Rajesh Varsani

Personal information
- Full name: Rajesh Varsani
- Born: 29 July 1982 (age 44) Bhuj, Gujarat, India
- Batting: Right-handed
- Bowling: Right-arm off break
- Role: Occasional wicket-keeper

Career statistics
| Competition | List A |
| Matches | 2 |
| Runs scored | 58 |
| Batting average | 29.00 |
| 100s/50s | –/1 |
| Top score | 57 |
| Balls bowled | 18 |
| Wickets | 0 |
| Bowling average | – |
| 5 wickets in innings | – |
| 10 wickets in match | – |
| Best bowling | – |
| Catches/stumpings | 2/– |
- Source: Cricinfo, 21 September 2021

= Rajesh Varsani =

Kenyan cricketer

Rajesh Varsani (born 29 July 1982) is an Indian-born Kenyan former cricketer.

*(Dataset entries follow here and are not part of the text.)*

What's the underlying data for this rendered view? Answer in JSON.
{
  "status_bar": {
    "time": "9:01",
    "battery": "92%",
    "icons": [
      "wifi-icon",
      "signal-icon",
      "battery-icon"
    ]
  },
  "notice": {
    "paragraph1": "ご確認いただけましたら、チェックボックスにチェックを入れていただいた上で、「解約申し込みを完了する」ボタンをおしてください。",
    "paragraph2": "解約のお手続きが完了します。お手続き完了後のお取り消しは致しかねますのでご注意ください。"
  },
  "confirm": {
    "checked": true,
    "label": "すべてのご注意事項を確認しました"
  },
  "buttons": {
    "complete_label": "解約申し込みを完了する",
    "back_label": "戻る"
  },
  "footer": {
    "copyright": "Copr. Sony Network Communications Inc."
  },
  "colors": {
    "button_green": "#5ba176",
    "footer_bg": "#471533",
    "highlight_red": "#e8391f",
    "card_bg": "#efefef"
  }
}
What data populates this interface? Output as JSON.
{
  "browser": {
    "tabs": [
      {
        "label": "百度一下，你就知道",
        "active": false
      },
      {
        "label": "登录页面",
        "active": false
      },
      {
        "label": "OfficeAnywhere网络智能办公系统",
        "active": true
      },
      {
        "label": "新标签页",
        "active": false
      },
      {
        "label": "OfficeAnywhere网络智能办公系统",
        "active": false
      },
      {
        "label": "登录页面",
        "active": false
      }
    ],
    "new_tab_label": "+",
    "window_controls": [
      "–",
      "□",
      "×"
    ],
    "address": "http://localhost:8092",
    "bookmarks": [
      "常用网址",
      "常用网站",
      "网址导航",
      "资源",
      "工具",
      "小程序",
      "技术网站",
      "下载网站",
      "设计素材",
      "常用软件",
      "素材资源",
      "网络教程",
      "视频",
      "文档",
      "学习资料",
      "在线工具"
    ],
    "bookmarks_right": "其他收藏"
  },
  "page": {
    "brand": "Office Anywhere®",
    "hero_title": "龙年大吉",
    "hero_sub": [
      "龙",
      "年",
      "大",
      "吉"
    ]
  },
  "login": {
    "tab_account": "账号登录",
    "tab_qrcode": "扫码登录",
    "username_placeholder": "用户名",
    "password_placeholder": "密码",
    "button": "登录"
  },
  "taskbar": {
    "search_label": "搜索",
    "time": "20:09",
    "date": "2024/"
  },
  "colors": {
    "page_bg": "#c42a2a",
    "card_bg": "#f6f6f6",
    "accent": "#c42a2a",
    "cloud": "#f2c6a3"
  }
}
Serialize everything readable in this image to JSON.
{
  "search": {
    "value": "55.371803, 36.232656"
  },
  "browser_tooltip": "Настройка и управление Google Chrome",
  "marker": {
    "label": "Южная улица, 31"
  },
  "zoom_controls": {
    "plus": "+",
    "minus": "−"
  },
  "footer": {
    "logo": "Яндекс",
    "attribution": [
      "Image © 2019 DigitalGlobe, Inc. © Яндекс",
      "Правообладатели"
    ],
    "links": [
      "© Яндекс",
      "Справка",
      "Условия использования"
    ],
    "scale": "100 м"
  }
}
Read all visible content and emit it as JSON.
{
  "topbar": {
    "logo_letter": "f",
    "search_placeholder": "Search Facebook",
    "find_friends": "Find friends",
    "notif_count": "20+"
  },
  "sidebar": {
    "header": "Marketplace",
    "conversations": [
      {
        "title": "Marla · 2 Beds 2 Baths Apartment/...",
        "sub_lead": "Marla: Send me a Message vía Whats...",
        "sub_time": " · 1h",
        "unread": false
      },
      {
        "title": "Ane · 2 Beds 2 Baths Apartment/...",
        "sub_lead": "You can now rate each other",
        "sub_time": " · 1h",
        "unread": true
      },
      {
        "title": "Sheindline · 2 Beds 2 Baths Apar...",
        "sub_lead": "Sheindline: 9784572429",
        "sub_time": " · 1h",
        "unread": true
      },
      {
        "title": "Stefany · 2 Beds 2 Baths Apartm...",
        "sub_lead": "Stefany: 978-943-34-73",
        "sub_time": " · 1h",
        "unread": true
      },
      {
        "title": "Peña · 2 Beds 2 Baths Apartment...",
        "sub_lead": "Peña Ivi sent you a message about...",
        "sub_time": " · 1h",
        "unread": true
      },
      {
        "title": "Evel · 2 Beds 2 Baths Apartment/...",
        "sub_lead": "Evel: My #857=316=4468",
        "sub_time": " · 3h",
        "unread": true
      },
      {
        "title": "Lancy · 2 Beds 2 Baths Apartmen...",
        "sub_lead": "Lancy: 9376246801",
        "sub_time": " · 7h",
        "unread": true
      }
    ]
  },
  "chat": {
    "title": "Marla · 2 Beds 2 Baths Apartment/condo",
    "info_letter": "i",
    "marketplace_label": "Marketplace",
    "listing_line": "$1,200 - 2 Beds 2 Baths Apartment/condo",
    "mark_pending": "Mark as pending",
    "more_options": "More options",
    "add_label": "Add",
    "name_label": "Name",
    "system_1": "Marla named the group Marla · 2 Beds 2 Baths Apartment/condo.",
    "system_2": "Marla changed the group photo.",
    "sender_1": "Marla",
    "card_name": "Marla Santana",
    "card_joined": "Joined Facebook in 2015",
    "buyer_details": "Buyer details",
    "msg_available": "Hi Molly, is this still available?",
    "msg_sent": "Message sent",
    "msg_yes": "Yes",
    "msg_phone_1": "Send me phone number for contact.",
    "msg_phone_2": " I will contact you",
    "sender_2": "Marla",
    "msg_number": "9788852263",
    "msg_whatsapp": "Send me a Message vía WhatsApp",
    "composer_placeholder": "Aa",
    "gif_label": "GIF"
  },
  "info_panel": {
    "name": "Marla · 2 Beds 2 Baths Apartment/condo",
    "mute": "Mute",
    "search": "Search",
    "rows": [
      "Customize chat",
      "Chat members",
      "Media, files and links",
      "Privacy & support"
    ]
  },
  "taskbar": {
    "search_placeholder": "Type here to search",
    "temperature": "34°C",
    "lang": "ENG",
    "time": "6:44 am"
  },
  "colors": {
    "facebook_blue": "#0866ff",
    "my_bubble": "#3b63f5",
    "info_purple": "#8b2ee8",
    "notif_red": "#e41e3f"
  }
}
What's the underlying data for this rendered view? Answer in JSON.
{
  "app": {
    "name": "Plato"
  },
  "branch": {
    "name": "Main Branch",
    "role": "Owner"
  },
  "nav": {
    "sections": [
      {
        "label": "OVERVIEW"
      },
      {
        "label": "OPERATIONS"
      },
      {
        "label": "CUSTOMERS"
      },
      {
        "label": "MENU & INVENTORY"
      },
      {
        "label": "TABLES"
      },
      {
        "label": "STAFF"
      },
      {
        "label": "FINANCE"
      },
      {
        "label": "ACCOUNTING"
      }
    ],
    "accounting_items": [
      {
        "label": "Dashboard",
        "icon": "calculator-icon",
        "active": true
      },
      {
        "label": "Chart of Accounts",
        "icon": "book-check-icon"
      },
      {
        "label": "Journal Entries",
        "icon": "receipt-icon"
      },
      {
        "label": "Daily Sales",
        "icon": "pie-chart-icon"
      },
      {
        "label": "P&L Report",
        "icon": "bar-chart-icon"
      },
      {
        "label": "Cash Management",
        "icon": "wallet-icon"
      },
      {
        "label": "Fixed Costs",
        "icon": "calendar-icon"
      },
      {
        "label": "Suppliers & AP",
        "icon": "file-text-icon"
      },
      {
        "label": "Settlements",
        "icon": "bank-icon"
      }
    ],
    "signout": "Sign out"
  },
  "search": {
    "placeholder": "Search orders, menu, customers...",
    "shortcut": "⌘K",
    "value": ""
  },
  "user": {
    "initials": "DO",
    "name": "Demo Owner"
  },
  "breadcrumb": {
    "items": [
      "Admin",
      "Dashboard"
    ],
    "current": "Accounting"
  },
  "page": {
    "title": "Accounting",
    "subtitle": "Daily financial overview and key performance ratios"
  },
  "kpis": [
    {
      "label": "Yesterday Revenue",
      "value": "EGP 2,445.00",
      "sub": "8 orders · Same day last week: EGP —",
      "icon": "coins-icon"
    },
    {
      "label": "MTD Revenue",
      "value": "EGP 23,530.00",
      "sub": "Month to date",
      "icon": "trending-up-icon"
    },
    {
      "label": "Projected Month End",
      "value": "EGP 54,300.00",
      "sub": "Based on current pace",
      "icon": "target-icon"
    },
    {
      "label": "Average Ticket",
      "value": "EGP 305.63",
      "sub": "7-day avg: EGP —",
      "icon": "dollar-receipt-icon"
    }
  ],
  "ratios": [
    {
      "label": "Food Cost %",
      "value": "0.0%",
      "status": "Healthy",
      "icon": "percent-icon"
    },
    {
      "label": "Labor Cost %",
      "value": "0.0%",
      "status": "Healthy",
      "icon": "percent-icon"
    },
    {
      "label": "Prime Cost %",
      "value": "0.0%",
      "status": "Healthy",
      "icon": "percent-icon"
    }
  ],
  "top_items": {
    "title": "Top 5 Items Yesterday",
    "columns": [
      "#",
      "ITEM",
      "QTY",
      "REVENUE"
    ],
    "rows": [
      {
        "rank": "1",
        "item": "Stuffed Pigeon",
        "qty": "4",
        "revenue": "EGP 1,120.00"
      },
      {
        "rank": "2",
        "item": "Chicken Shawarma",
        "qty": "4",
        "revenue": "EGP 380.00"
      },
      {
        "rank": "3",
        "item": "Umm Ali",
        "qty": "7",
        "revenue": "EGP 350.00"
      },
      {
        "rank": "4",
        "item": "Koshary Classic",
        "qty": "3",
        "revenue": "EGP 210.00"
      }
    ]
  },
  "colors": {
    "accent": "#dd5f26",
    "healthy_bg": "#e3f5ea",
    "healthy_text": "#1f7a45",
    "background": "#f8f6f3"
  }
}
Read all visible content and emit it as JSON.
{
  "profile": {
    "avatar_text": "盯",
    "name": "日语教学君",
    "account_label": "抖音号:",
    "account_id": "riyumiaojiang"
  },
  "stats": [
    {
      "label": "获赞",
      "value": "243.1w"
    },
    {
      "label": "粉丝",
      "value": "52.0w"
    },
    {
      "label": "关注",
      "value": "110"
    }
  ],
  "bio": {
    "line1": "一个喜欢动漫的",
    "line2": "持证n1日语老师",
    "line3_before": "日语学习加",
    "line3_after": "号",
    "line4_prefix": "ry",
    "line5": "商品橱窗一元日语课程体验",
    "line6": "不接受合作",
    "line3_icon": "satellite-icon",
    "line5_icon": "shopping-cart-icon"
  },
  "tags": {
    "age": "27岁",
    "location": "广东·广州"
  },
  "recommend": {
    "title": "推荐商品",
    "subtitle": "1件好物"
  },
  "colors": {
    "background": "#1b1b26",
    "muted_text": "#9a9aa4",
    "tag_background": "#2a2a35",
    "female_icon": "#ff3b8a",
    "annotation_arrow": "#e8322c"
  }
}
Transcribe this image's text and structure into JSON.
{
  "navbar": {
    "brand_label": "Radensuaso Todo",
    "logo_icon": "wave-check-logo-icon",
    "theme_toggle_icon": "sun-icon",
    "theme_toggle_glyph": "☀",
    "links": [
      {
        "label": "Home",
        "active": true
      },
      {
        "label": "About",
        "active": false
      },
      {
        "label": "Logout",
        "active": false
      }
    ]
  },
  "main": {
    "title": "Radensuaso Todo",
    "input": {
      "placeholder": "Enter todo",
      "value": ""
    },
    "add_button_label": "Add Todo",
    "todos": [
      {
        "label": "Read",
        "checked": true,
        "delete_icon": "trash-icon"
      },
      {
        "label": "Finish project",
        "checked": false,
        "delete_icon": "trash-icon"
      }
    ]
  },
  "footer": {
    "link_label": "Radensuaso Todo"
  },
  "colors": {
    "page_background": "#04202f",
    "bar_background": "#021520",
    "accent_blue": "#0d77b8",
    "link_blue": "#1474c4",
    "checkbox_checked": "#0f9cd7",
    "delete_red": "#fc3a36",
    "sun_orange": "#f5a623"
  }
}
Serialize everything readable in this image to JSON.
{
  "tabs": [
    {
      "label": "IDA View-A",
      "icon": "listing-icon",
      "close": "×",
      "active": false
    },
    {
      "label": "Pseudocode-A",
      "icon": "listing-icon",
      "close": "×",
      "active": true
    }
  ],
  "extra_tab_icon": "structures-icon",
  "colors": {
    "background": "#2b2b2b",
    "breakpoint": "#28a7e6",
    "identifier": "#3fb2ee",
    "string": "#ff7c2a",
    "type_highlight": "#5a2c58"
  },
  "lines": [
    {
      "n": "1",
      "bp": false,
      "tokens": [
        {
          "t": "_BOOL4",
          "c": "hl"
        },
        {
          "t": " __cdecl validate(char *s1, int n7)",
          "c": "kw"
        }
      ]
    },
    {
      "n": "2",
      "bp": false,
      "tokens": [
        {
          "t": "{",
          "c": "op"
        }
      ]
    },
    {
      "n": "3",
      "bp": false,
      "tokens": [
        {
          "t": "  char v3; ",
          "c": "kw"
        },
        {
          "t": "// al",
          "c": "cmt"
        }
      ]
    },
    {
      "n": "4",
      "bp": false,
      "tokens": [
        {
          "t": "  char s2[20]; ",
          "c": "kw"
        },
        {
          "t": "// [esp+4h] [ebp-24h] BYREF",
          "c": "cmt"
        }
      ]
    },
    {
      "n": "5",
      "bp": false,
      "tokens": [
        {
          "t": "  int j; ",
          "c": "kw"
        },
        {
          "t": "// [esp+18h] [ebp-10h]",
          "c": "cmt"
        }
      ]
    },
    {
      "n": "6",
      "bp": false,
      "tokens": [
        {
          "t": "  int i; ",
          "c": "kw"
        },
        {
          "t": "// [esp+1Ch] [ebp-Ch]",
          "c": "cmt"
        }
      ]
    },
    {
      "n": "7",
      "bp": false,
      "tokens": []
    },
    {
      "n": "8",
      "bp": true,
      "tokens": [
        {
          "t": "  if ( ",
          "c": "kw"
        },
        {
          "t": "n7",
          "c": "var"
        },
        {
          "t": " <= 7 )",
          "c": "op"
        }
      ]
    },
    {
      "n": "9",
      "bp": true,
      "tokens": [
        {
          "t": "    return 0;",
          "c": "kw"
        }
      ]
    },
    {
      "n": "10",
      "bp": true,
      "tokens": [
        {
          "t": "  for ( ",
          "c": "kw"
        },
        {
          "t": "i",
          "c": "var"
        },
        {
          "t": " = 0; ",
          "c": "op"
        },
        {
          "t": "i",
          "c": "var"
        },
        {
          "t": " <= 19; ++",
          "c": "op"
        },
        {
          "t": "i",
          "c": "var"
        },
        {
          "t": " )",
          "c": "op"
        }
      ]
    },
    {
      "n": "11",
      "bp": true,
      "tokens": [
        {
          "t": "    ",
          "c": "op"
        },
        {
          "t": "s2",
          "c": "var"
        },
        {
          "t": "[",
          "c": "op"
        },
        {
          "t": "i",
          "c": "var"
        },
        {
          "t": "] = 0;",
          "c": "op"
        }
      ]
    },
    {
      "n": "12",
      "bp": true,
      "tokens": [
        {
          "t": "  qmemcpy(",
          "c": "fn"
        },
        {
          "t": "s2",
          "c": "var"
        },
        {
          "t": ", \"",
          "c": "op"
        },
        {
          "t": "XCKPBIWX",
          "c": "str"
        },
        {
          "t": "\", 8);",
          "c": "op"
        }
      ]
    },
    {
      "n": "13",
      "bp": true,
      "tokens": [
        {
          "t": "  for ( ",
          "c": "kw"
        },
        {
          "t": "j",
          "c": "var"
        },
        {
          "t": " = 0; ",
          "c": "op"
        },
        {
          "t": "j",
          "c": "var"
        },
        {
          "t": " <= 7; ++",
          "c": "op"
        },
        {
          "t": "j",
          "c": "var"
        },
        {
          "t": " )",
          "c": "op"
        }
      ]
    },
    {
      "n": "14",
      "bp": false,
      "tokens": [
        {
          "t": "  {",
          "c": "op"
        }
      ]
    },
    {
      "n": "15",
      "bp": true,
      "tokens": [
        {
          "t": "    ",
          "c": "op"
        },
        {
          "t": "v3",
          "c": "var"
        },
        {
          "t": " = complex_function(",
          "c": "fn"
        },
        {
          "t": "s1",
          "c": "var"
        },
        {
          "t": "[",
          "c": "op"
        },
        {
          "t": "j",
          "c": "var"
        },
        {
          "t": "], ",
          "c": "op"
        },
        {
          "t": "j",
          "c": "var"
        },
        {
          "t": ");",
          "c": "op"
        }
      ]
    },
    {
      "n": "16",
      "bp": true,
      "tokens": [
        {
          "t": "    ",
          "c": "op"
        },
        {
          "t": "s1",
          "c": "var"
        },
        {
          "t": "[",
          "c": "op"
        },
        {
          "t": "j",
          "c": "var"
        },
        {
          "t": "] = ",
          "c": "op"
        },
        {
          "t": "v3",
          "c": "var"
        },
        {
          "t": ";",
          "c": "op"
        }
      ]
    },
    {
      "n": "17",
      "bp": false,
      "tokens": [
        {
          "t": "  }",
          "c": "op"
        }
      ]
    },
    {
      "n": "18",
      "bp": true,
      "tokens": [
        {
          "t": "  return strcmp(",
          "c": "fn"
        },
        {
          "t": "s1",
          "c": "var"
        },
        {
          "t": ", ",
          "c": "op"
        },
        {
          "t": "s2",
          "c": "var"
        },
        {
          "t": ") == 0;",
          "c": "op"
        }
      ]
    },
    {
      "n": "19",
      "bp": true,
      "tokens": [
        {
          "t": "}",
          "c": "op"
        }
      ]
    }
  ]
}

Varsani was born at Bhuj in the Indian state of Gujarat in July 1982. He emigrated to Kenya and later made two appearances in List A cricket for the Kenya national cricket team against the United Arab Emirates at Nairobi in the 2011–2013 ICC World Cricket League Championship. He scored 57 runs in the first match, helping Kenya to a 66 runs victory. In the second match he kept wicket in place of Jeshani Naran, though was less successful with the bat, being dismissed for a single run by Saqib Ali. Varsani did not feature again for Kenya following these matches.